— Нет, туда ему нельзя. Но лучше бы и в Пелопоннес не ездить.
— Почему, Сикинн?
— Говорят, что он там смущает спартанских илотов. Будто бы подбивает их поднять восстание. А это опасно.
— Если даже это неправда, — а это, конечно, неправда! — спартанцы не пощадят его. Сикинн, скажи ему, что я умоляю его поберечь себя!
— Я каждый раз говорю ему это, госпожа!
Так прошел еще год. И еще один. Наступил 469 год, когда весть об измене Павсания и о его страшной смерти разнеслась по Элладе. В Афинах много было разговоров об этом. Это событие обсуждалось и на Пниксе, и на рыночной площади, и на перекрестках, и в закрытых мегаронах.
Архиппа, сама не зная почему, испугалась. Эта новость казалась ей зловещей, словно гибель Павсания предвещала и Фемистоклу какую-то страшную беду. Но что могло случиться еще? И какое отношение к ее семье имеет смерть Павсания?
И вспомнила: когда Фемистокла судили, то его обвинили в том, что он связан с Павсанием. Павсаний писал ему, уговаривал вместе с ним перейти к персам. Не подняли бы теперь враги Фемистокла это старое дело…

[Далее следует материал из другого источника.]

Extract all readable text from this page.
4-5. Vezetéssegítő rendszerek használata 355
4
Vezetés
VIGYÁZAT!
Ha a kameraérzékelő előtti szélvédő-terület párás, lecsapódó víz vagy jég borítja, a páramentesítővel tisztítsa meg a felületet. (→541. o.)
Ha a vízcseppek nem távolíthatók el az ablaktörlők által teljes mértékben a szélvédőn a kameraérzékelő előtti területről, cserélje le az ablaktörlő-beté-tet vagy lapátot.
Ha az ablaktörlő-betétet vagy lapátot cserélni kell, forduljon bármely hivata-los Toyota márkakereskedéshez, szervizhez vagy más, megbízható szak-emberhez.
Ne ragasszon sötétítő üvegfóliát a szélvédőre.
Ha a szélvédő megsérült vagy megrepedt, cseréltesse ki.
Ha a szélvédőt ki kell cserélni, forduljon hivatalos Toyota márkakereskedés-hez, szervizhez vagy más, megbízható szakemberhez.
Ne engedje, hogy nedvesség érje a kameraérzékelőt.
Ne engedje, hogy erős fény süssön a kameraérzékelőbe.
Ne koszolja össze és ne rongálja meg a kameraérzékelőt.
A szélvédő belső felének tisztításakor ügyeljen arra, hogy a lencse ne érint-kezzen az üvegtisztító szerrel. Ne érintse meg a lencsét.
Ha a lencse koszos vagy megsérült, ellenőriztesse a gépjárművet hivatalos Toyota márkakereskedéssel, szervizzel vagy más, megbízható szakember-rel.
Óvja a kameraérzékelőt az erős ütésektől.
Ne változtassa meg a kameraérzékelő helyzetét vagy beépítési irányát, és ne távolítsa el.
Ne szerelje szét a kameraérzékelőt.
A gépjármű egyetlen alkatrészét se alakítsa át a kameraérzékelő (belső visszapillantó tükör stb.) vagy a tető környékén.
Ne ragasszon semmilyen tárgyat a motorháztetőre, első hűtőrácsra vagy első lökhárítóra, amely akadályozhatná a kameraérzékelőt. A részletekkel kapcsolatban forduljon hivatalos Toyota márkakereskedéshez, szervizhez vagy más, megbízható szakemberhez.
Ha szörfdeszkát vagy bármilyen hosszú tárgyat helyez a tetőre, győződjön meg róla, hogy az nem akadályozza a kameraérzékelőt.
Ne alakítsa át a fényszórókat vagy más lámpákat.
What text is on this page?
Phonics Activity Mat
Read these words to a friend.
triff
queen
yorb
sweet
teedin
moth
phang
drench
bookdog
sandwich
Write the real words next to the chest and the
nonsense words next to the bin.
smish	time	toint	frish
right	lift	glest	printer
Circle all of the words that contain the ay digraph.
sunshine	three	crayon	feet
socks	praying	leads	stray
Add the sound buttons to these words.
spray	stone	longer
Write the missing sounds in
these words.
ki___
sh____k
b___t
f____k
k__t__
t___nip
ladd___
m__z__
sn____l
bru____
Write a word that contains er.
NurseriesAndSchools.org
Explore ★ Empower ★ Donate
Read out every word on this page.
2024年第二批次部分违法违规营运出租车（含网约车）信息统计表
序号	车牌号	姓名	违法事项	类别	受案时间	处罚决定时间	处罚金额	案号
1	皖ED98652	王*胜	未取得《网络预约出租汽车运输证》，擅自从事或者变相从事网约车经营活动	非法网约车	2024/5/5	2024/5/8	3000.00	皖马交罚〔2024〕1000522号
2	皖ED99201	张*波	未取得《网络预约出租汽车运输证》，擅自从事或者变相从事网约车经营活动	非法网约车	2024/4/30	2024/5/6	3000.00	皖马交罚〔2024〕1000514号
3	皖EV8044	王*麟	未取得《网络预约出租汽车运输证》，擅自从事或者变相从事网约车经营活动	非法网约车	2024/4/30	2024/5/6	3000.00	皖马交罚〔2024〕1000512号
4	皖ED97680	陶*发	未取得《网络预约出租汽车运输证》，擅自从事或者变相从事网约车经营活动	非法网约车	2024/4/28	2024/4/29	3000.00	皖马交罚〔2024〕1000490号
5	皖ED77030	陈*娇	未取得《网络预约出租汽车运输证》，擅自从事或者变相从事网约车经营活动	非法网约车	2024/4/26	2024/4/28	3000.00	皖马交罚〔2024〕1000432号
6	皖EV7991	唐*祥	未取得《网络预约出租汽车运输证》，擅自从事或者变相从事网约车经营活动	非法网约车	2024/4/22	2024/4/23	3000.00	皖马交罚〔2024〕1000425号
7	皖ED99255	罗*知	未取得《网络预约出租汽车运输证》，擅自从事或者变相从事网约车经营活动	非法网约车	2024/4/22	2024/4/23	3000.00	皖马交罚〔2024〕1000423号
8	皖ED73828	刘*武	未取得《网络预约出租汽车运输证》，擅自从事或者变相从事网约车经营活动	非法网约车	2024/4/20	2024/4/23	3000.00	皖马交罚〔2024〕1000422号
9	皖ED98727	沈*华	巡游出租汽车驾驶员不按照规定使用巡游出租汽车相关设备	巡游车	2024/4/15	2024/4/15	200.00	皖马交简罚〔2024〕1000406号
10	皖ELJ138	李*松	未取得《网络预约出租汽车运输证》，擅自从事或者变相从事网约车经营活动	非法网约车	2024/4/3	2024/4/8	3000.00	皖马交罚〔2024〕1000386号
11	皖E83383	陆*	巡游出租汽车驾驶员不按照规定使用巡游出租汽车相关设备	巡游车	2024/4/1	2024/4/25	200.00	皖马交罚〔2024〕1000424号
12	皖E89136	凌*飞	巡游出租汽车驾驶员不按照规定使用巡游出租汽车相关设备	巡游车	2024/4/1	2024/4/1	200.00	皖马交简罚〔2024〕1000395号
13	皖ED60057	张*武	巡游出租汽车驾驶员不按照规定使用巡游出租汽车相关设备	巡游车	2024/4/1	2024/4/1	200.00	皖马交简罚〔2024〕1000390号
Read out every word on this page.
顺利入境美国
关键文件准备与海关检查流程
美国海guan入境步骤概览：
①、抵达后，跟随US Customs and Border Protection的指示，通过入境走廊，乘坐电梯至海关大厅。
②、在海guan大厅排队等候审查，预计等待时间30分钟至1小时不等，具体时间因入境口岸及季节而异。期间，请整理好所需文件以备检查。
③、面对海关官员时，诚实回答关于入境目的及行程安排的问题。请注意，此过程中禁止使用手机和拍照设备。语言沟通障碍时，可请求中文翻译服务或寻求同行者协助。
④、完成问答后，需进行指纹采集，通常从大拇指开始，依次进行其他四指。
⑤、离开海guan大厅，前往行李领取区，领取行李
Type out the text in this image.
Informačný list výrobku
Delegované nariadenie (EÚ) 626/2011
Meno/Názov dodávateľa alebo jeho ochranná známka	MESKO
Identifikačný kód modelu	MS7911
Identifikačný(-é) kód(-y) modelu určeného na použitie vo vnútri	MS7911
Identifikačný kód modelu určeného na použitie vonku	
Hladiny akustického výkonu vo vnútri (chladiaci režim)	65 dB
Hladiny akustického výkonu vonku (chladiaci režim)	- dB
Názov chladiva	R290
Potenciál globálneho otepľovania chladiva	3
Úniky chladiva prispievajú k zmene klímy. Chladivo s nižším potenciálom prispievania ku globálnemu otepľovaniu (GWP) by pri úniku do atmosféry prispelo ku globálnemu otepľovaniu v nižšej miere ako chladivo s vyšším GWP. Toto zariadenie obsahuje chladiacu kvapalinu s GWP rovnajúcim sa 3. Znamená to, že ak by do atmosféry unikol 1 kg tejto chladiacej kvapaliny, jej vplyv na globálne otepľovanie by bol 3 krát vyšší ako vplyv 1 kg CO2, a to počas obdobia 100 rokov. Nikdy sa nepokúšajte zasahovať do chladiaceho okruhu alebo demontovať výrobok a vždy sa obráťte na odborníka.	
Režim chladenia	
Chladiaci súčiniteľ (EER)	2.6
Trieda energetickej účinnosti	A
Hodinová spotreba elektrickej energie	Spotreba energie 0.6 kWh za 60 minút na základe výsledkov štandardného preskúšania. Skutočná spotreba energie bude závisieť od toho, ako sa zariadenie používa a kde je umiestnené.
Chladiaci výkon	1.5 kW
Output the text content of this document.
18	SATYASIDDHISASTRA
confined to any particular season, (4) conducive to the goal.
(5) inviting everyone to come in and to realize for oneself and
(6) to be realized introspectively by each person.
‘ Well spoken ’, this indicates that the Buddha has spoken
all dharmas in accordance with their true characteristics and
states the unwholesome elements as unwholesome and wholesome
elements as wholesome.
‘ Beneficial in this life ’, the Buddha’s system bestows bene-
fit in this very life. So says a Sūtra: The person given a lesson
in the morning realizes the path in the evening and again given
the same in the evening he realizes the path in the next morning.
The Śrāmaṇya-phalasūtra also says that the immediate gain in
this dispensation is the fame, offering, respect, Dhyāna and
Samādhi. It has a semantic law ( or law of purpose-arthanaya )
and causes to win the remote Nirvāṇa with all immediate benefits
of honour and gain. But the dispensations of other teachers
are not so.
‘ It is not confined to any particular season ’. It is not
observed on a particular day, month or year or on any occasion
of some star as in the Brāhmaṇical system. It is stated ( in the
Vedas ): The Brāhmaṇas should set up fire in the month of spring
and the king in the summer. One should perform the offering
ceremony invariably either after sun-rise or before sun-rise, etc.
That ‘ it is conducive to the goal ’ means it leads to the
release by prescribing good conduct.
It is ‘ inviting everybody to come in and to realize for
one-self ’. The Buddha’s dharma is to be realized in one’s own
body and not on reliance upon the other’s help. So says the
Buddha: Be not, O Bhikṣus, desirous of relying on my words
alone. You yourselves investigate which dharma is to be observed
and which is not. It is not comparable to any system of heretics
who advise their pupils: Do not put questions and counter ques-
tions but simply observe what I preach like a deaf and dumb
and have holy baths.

Днем пришли со стадия сыновья, смущенные, чуть ли не со слезами в глазах. Старший молчал, а младший тотчас подступил к матери:
— Мама, люди говорят, что наш отец тоже изменник!
Архиппа побледнела, но спросила спокойным голосом:
— Какие люди? И почему они так говорят? Сын Лаомедонта говорит.
— Лаомедонт — друг Кимона. А Кимон, как тебе известно, все сделал, чтобы предать остракизму твоего отца. Не обращай внимания, сынок.
— Я не обращаю.
— Он не обращает, — сказал старший, — он только ударил его несколько раз, этого сына Лаомедонта.
— О боги! — вздохнула Архиппа. — Боюсь, что скоро вам, сыновья мои, придется драться со всеми Афинами! О Гера, защити мою семью!
А вечером пришел Эпикрат. Поздоровался без улыбки, глаза его были сумрачны. Архиппа приняла его в мегароне мужа.
— Что еще случилось, Эпикрат?
— Пока ничего не случилось, Архиппа. Но недобрые идут слухи. Боюсь, что враги Фемистокла постараются припомнить ему письмо Павсания.
— Так я и знала! Но ведь он же не скрыл этого письма! Он же сказал тогда: «Если бы я был связан с Павсанием, ему незачем было бы уговаривать меня». А теперь — опять?